Oui. J’étois grand ami de feu monsieur votre pére.

MONSIEUR JOURDAIN.

De feu monsieur mon père ?

COVIELLE.

Oui. C’étoit un fort honnête gentilhomme.

MONSIEUR JOURDAIN.

Comment dites-vous ?

COVIELLE.

Je dis que c’étoit un fort honnête gentilhomme.

MONSIEUR JOURDAIN.

Mon père ?

COVIELLE.

Oui.

MONSIEUR JOURDAIN.

Vous l’avez fort connu ?

COVIELLE.

Assurément.

MONSIEUR JOURDAIN.

Et vous l’avez connu pour gentilhomme ?

COVIELLE.

Sans doute.

MONSIEUR JOURDAIN.

Je ne sais donc pas comment le monde est fait ?

COVIELLE.

Comment ?

MONSIEUR JOURDAIN.

Il y a de sottes gens qui me veulent dire qu’il a été marchand.

COVIELLE.

Lui, marchand ! C’est pure médisance, il ne l’a jamais été.
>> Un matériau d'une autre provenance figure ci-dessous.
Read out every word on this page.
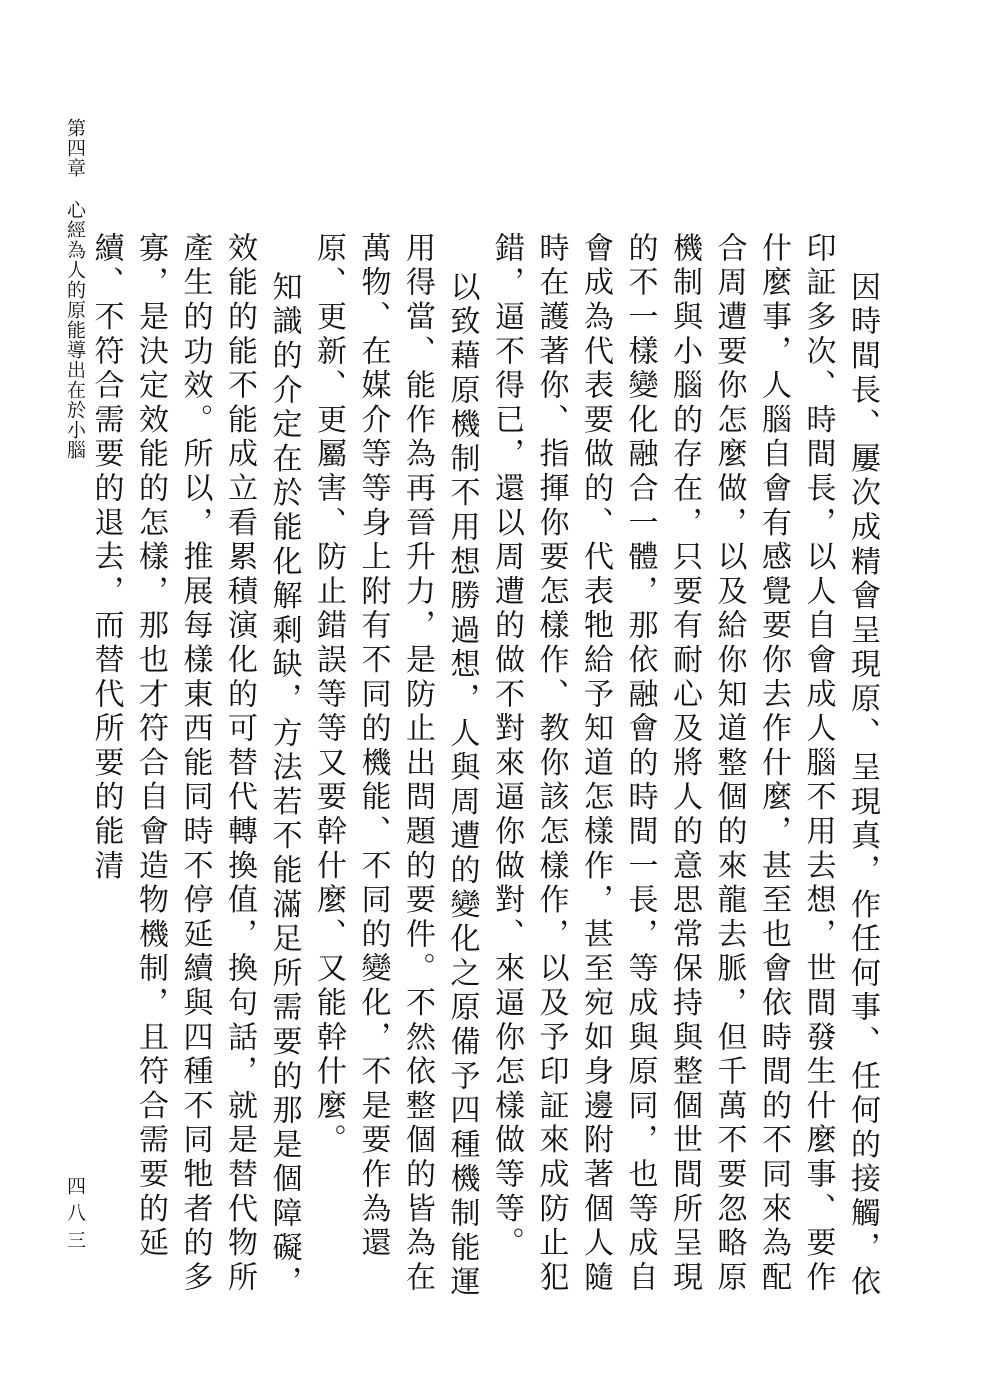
第四章心經為人的原能導出在於小腦
四八三	因時間長、屢次成精會呈現原、呈現真，作任何事、任何的接觸，依印証多次、時間長，以人自會成人腦不用去想，世間發生什麼事、要作什麼事，人腦自會有感覺要你去作什麼，甚至也會依時間的不同來為配合周遭要你怎麼做，以及給你知道整個的來龍去脈，但千萬不要忽略原機制與小腦的存在，只要有耐心及將人的意思常保持與整個世間所呈現的不一樣變化融合一體，那依融會的時間一長，等成與原同，也等成自會成為代表要做的、代表牠給予知道怎樣作，甚至宛如身邊附著個人隨時在護著你、指揮你要怎樣作、教你該怎樣作，以及予印証來成防止犯錯，逼不得已，還以周遭的做不對來逼你做對、來逼你怎樣做等等。

以致藉原機制不用想勝過想，人與周遭的變化之原備予四種機制能運用得當、能作為再晉升力，是防止出問題的要件。不然依整個的皆為在萬物、在媒介等等身上附有不同的機能、不同的變化，不是要作為還原、更新、更屬害、防止錯誤等等又要幹什麼、又能幹什麼。

知識的介定在於能化解剩缺，方法若不能滿足所需要的那是個障礙，效能的能不能成立看累積演化的可替代轉換值，換句話，就是替代物所產生的功效。所以，推展每樣東西能同時不停延續與四種不同牠者的多寡，是決定效能的怎樣，那也才符合自會造物機制，且符合需要的延續、不符合需要的退去，而替代所要的能清
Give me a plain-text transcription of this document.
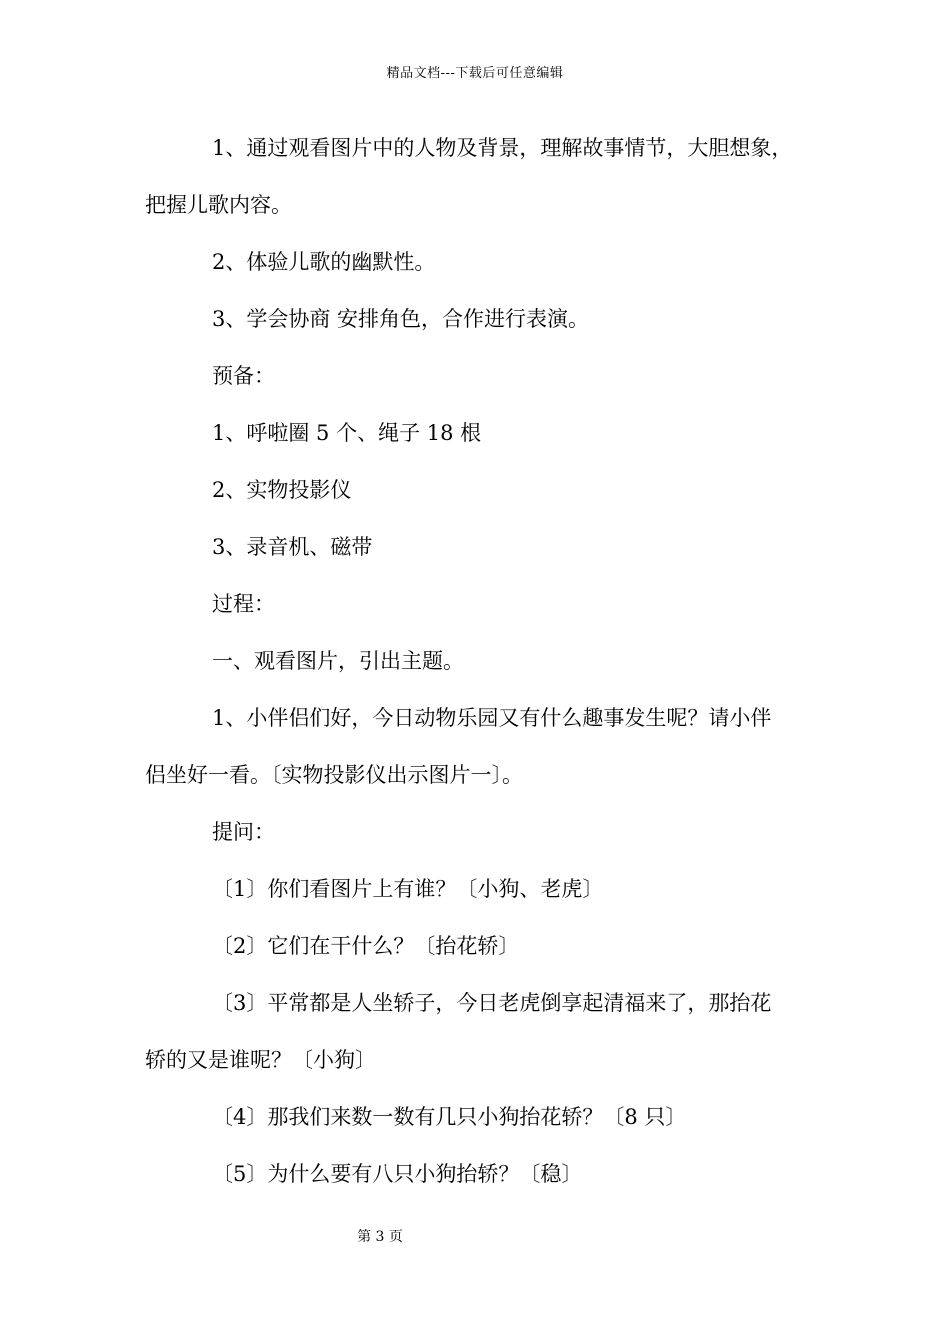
精品文档---下载后可任意编辑
1、通过观看图片中的人物及背景，理解故事情节，大胆想象，
把握儿歌内容。
2、体验儿歌的幽默性。
3、学会协商 安排角色，合作进行表演。
预备：
1、呼啦圈 5 个、绳子 18 根
2、实物投影仪
3、录音机、磁带
过程：
一、观看图片，引出主题。
1、小伴侣们好，今日动物乐园又有什么趣事发生呢？请小伴
侣坐好一看。〔实物投影仪出示图片一〕。
提问：
〔1〕你们看图片上有谁？〔小狗、老虎〕
〔2〕它们在干什么？〔抬花轿〕
〔3〕平常都是人坐轿子，今日老虎倒享起清福来了，那抬花
轿的又是谁呢？〔小狗〕
〔4〕那我们来数一数有几只小狗抬花轿？〔8 只〕
〔5〕为什么要有八只小狗抬轿？〔稳〕
第 3 页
Tout ce qu’il faisoit, c’est qu’il étoit fort obligeant, fort officieux ; et, comme il se connoissoit fort bien en étoffes, il en alloit choisir de tous les côtés, les faisoit apporter chez lui, et en donnoit à ses amis pour de l’argent.

MONSIEUR JOURDAIN.

Je suis ravi de vous connoitre, afin que vous rendiez ce témoignage-là, que mon père étoit gentilhomme.